BANDE SOUS DESSINEE

le_gallicaire_fantaisiste

Hitch ! Splitch !

La pluie bat les trottoirs et le corps de la fille qui court dans la nuit noire.

La ville dort dans ses profondeurs.

Elle ne montre à personne ses longues jambes effilée au dessus de ses talons, sous sa jupe courte trempée qui dégouline de ciel.

Noir – Cadre noir. Un seul trait épais tout autour qui l'enferme, qui l'enserre. Au centre, au crayon, sans couleur, délavée, on la voit de derrière, le tissu plaqué sur sa peau, les traits de pluie obliquent qui la pique.

Vite, elle fuit quelque chose, quelqu'un qui est derrière, qui la poursuit dans l'autre fenêtre à travers une cour pavée.

Des gouttières qui s'alignent, les unes après les autres, d'un immeuble à l'autre après l'impasse plus sombre, tout le long de cette ruelle qui n'en fini pas d'onduler.

Avec toute l'eau qui dégouline sur les pavés, on sait qu'ils glissent, qu'ils brillent, elle court sur le dos d'un serpent, qui cherche à l'avaler, qui veut la digérer. L'eau noircie les caniveaux puis s'engouffre dans des bouches, des grilles devant, pareilles à des dents la dévore quand elle chute.

La fille tape contre des portes sans attendre qu'on lui ouvre, elle avance, elle s'enfonce, ça ne sert à rien c'est sûr, juste sa main toute fine dessinée au milieu d'un carré blanc grand ouvert, avec le fil du bois en arrière plan.

De dos encore ses bras qui se lèvent, sa taille étranglée et puis ses poings qui tambourinent, cette fois tout en même temps, de loin puis de très près, juste derrière elle, contre ses cheveux, près de sa nuque à presque rien de sentir son souffle étranger, froid, méthodique.

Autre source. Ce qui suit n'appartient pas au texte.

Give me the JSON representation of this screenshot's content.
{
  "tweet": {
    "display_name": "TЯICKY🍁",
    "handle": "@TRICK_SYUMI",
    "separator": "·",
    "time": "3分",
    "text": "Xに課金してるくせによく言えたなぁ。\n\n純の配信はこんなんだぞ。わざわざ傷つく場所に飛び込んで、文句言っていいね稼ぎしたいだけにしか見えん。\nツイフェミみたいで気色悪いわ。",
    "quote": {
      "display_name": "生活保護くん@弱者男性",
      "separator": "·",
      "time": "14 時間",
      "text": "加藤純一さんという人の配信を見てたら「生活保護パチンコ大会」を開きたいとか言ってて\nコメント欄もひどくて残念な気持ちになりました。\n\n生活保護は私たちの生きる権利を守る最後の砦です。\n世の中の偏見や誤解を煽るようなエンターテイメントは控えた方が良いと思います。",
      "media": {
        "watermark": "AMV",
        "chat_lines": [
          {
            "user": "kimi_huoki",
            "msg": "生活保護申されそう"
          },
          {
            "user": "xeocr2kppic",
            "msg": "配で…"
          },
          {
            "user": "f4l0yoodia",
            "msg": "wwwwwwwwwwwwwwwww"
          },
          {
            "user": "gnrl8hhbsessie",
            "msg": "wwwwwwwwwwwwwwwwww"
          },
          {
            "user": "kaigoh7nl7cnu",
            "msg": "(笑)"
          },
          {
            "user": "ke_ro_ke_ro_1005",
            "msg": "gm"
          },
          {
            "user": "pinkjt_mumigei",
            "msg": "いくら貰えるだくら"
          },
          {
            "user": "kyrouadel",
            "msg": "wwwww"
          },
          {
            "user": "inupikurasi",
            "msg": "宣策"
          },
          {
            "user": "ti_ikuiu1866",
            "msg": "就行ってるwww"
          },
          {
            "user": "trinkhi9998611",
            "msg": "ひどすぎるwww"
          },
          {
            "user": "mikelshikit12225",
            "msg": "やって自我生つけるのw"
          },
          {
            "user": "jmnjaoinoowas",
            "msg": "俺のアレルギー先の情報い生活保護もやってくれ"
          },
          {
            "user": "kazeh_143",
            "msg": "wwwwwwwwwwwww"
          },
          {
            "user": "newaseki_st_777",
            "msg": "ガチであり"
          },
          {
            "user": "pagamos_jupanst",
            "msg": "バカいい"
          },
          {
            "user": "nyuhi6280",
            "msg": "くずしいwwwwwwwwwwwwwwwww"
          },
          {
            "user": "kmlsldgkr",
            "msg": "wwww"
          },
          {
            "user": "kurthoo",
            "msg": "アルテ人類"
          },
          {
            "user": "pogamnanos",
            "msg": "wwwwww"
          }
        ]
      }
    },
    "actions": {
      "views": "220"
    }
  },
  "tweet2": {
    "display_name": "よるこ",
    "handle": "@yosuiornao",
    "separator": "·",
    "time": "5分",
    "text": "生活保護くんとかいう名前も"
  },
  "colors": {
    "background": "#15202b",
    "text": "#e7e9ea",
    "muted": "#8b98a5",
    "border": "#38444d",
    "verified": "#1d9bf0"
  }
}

Il n'en est pas à son coup d'essai, il l'a déjà fait, il va recommencé ce soir, ça le calme, pas elle.

Au secours !

C'est écrit au-dessus de la tête de la fille, en gros, en gras, à l'américaine.

Ses longs cheveux noirs plaqués, un gros plan sur ses yeux écarquillés, c'est sûr la fille est terrifiée, elle est fragile, belle, belle comme toutes les femmes, victimes potentielles.

Les murs se découpent en briques régulières, tellement parfaites, on les regarde en décrochant les yeux du trottoir. Porter le regard vers le haut, toujours plus loin, toujours plus haut avec l'impression que de plus en plus élevés, étirés comme de la guimauve, ils se rejoignent quelque part. Ils vont bientôt se toucher, se déchirer, s'arracher brutalement d'une force extérieure, suprême, impitoyable.

Lui, il aime les friandises. Le rouge. Le sucre. Le blanc et le rose suivant ce tracé catégorique, deux lignes qui ne se rejoignent jamais, c'est pourquoi il les trouve magiques, effrayantes, comme les trottoirs qui bordent la rue qui la conduit vers son destin à la page qui précède et comme ses deux jambes, tant qu'elle court.

Maintenant jonchée de cadavres de rats tués par des chats, de chats tués par des hommes, cette rue n'est plus qu'un sinistre cimetière de bouteilles de bière vides que certains de ces hommes ont bu.

La gamine saute de flaques noires en flaques noires par dessus les bouteilles. Encore des efforts suprêmes, l'instinct de survie qui voit venir et se débat pour elle qui n'a plus la force.

Excellent, ça l'amuse. Mais pas elle, seulement lui qui se félicite de l'avoir choisi elle, justement cette nuit, au hasard.

Et puis là ça y est, le moment est venu, il a sorti son arme, dans l'encadré où la fille a plongé toute seule, comme toi tout à l'heure, la lame occupe tout l'espace.

Regardes bien cette fille, c'est toi en fait qu'on assassine. Mais regardes bien aussi, à la fin, quand c'est cette fille qui tue l'homme et qu'à cet instant précis tu comprends que cet homme qui te ressemble trait pour trait, c'est toi.

-- Vas-y maintenant retournes-toi, t'as le temps de mieux te regarder, alors prends-le !

D'un côté du cadre, il y a un corps au sol battu par la pluie qui t'appartient et de l'autre les gros titres de la presse du lendemain qui disent seulement qu'on ignore tout du meurtrier.